Second, nobody in this movie possesses any redeeming qualities. Everyone constantly lies to each other, mocks each other, acts too cool for school, and we the audience are encouraged to act in the same way — whenever people experience some kind of trauma (and the moments when people are traumatized — like when birds realize that they were actually drinking the pee of another bird — are played up a lot), we’re supposed to see this are very, very funny. Everyone in this movie is a jerk and the audience is taught to be a jerk as well. I feel like this movie marks a time when kids’ movies have altogether given up and trying to have any kind of good or moral purpose. More than that, given that kids’ movies have actually often been subtly teaching kids to accept terrible things (like Beauty and the Beast teaching little girls to accept and normalize domestic abuse or intimate partner violence), this movie doesn’t even pretend to have any kind of good or moral purpose. Everyone has just given up. Let’s all be fucking assholes, laughing at the pain of others, being angry, sarcastic, and dishonest all the time, fearing those different than us, and bombing our enemies (one of the dangerous potential outcomes of a film like this is that it makes Disney movies look like they’re good for kids…).
Third, this made me think about how bell hooks talks about masculinity and how Hollywood in particular was used to reinscribe the patterns of certain kind of masculinity in response to the youth movement in the ’60s, which proposed a more welcoming, peace-loving, nonviolent, and gentle way for men to be human. This vision of masculinity was a threat to the American status quo, premised as it is upon the military-industrial complex, and so very violent modes of masculinity were used to help ensure that boys continued to grow up into the kind of young men who could and would be soldiers. The Angry Birds Movie is good for that.
1. The House is Black (1962) directed by Forough Farrokhzad.
This short documentary looks at the lives of lepers in a colony in Iran and contrasts the ways in which they look with their piety, mutual care, playfulness and mourning, as well as with quotations from the Tanakh, the Qur’an and some of the Director’s own poetry. It is beautiful and sad. Farrokhzad herself ended up adopting one of the children of two of the lepers after she finished filming (Farrokhzad should be the subject of an independent documentary, a Muslim divorcee and feminist who directed film and published poetry, she died in a car accident five years after The House is Black was released when drove into a wall in order to avoid hitting a school bus). I’m not sure that I deserved to watch this movie.
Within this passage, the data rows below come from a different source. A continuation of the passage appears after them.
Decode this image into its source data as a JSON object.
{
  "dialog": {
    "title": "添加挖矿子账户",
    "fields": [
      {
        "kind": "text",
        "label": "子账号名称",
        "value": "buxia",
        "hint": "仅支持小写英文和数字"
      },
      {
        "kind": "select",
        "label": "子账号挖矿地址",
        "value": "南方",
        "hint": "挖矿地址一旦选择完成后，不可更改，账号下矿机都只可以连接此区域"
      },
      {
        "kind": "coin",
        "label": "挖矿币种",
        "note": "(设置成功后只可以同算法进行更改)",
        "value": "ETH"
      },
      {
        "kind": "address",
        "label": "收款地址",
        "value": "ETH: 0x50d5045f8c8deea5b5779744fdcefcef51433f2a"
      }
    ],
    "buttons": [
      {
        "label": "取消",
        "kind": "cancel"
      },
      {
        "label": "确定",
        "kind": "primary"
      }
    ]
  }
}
2. D’Est (1993) directed by Chantal Akerman.
After the Berlin Wall went down in ’89 and the USSR collapsed in ’91, Akerman decided to do a documentary tour of Eastern Europe before everything had changed. There is no commentary and no subtitles are used to translate the multitude of languages spoken along the way. It follows in the path set by documentaries like Man with Movie Camera (and only came out one year after Baraka). It’s decent but not mind-blowing and I tend to like Ron Fricke’s stuff more. Maybe because his content is more exotic (at this point, although that probably wasn’t true at the time Akerman released the film). Or because the images or so much more carefully produced with better technology. You have to be in the right mood for this one otherwise it won’t hold your attention.